HITRUST Certification

HITRUST CERtification with VAnRein compliance

HITRUST certification enables vendors and covered entities to demonstrate compliance to HIPAA requirements based on a standardized framework.

What is HITRUST?

HITRUST stands for the Health Information Trust Alliance. It was founded in 2007 and uses the “HITRUST approach” to help organizations from all sectors–but especially healthcare–effectively manage data, information risk, and compliance. HITRUST was organized with the intent to provide an option for the healthcare sector to address information risk management across a matrix of third-party assurance assessments, with the hope of consolidating, reducing, and in some cases, eliminating the need for multiple reports. HITRUST refers to this design element as “assess once, report many.”

What is HITRUST CSF Certification

Organizations that create, access, store, or exchange sensitive information can use the HITRUST Common Security Framework (CSF) assessment as a roadmap to data security and compliance. The CSF is a certifiable (by security assessors) standard and was designed as a risk-based approach to organizational security–as opposed to a compliance-based approach. The HITRUST CSF assurance program combines aspects from common security frameworks like ISO, NIST, PCI, and HIPAA. Between the CSF’s 19 reporting domains are 149 control specifications which can each be assessed to one of three implementation levels.

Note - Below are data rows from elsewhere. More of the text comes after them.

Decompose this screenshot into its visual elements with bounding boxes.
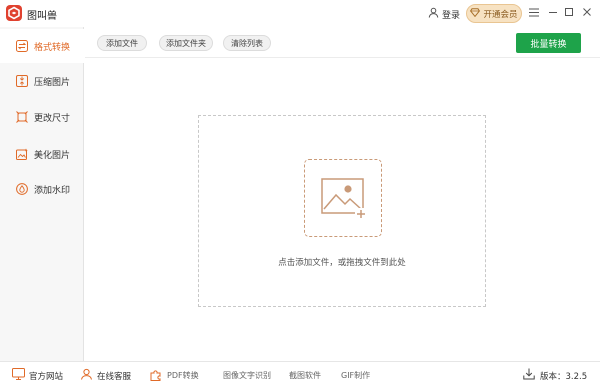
sidebar-item-label: 格式转换 <box>34 42 71 53</box>
add-image-area[interactable] <box>304 159 382 237</box>
maximize-icon[interactable] <box>562 5 576 19</box>
menu-icon[interactable] <box>527 5 541 19</box>
vip-button[interactable]: 开通会员 <box>466 4 522 23</box>
diamond-icon <box>470 7 481 20</box>
close-icon[interactable] <box>580 5 594 19</box>
sidebar-item-resize[interactable]: 更改尺寸 <box>0 100 84 134</box>
version-info[interactable]: 版本：3.2.5 <box>523 362 587 388</box>
watermark-icon <box>16 183 28 195</box>
convert-icon <box>16 40 28 52</box>
official-site-label: 官方网站 <box>29 371 64 382</box>
app-logo-icon <box>6 5 22 21</box>
version-label: 版本：3.2.5 <box>540 371 588 382</box>
app-title: 图叫兽 <box>27 11 57 22</box>
drop-hint-text: 点击添加文件，或拖拽文件到此处 <box>278 258 406 268</box>
pdf-convert-link[interactable]: PDF转换 <box>150 362 199 388</box>
vip-label: 开通会员 <box>483 9 518 20</box>
beautify-icon <box>16 148 28 160</box>
add-file-button[interactable]: 添加文件 <box>97 35 147 51</box>
clear-list-button[interactable]: 清除列表 <box>223 35 271 51</box>
add-image-icon <box>321 178 367 220</box>
resize-icon <box>16 111 28 123</box>
official-site-link[interactable]: 官方网站 <box>12 362 63 388</box>
file-drop-zone[interactable]: 点击添加文件，或拖拽文件到此处 <box>198 115 486 307</box>
download-icon <box>523 368 535 383</box>
pdf-convert-label: PDF转换 <box>167 371 199 380</box>
login-button[interactable]: 登录 <box>428 6 460 22</box>
sidebar-item-watermark[interactable]: 添加水印 <box>0 172 84 206</box>
sidebar-item-format-convert[interactable]: 格式转换 <box>0 29 84 63</box>
user-icon <box>428 7 439 21</box>
sidebar-item-label: 更改尺寸 <box>34 113 71 124</box>
sidebar-item-label: 压缩图片 <box>34 77 71 88</box>
online-support-link[interactable]: 在线客服 <box>80 362 131 388</box>
minimize-icon[interactable] <box>546 5 560 19</box>
sidebar: 格式转换 压缩图片 更改尺寸 美化图片 添加水印 <box>0 27 84 361</box>
login-label: 登录 <box>442 10 461 21</box>
add-folder-button[interactable]: 添加文件夹 <box>159 35 213 51</box>
bottom-bar: 官方网站 在线客服 PDF转换 图像文字识别 截图软件 GIF制作 版本：3.2… <box>0 361 600 388</box>
title-bar: 图叫兽 登录 开通会员 <box>0 0 600 27</box>
ocr-link[interactable]: 图像文字识别 <box>223 362 271 388</box>
sidebar-item-label: 添加水印 <box>34 185 71 196</box>
sidebar-item-beautify[interactable]: 美化图片 <box>0 137 84 171</box>
headset-icon <box>80 368 93 383</box>
toolbar: 添加文件 添加文件夹 清除列表 批量转换 <box>85 27 600 58</box>
batch-convert-button[interactable]: 批量转换 <box>516 33 581 53</box>
compress-icon <box>16 75 28 87</box>
sidebar-item-compress[interactable]: 压缩图片 <box>0 64 84 98</box>
screenshot-tool-link[interactable]: 截图软件 <box>289 362 321 388</box>
sidebar-item-label: 美化图片 <box>34 150 71 161</box>
puzzle-icon <box>150 369 163 383</box>
gif-maker-link[interactable]: GIF制作 <box>341 362 370 388</box>
online-support-label: 在线客服 <box>97 371 132 382</box>
monitor-icon <box>12 368 25 383</box>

How to get HITRUST certification?

What HITRUST calls the “HITRUST approach” provides organizations a comprehensive information risk management and compliance program. This blend of security and compliance mandates provides an integrated approach that ensures all programs are aligned, maintained, and comprehensively support an organization’s information risk management and compliance objectives. HITRUST certification requires an independent assessment. The length of the assessment depends on the size and complexity of an organization, its scope and the amount of counseling. According to HITRUST, the certification process can take an additional 6 weeks after an assessment is complete.